= Stone Ghost =

Network run by the U.S. Defense Intelligence Agency

STONEGHOST or "Stone Ghost", is a codename for a network operated by the United States' Defense Intelligence Agency (DIA) for information sharing and exchange between the United States, the United Kingdom, Canada and Australia. Some sources say that New Zealand is also participating, and that Stone Ghost therefore connects, and is maintained by the defense intelligence agencies of all Five Eyes countries.

Stone Ghost does not carry Intelink-Top Secret information. In the past, it was known as Intelink-C and may also be referred to as "Q-Lat" or "Quad link". It is a highly secured network with strict physical and digital security requirements. The network hosts information about military topics, and about SIGINT, foreign intelligence and national security.
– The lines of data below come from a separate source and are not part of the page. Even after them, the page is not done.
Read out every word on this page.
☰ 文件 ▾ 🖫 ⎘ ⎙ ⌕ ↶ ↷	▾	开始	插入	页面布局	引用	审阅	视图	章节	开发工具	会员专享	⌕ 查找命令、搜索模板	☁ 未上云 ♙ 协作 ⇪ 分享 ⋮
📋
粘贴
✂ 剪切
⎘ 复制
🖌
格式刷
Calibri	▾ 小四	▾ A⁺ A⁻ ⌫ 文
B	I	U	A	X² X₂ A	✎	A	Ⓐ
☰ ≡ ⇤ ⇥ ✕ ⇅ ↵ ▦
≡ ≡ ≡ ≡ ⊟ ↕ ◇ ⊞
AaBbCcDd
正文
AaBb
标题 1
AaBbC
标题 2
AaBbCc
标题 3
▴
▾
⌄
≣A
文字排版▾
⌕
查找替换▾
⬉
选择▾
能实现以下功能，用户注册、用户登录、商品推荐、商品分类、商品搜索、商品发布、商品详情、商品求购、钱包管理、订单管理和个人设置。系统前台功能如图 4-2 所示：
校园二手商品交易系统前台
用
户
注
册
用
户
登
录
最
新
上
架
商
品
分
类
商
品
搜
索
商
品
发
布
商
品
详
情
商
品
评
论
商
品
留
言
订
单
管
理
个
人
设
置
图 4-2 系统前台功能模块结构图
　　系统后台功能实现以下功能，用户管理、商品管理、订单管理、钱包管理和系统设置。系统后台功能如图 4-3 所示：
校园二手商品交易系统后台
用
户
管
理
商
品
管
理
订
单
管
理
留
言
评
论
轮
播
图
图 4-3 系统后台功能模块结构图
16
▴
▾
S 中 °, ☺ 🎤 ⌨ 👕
In October 2022, a paper issued online by the Atlantic Council on sharing intelligence, authored by two now retired intelligence community insiders, refers to this programme: 'The situation is compounded by the different accreditation processes and standards, for example between the United States and the United Kingdom, where national versions of STONEGHOST (the jointly sponsored FVEY Above Secret Defense IT system), are not fully aligned.'

== 2012 Canadian spy case ==
Royal Canadian Navy intelligence officer Sub-Lt. Jeffrey Delisle pled guilty on 10 October 2012 to charges including having downloaded and sold information from the Stone Ghost system to the Russian intelligence agency GRU. He was sentenced to 20 years in prison, minus time served on February 6, 2013, for contravening the Security of Information Act.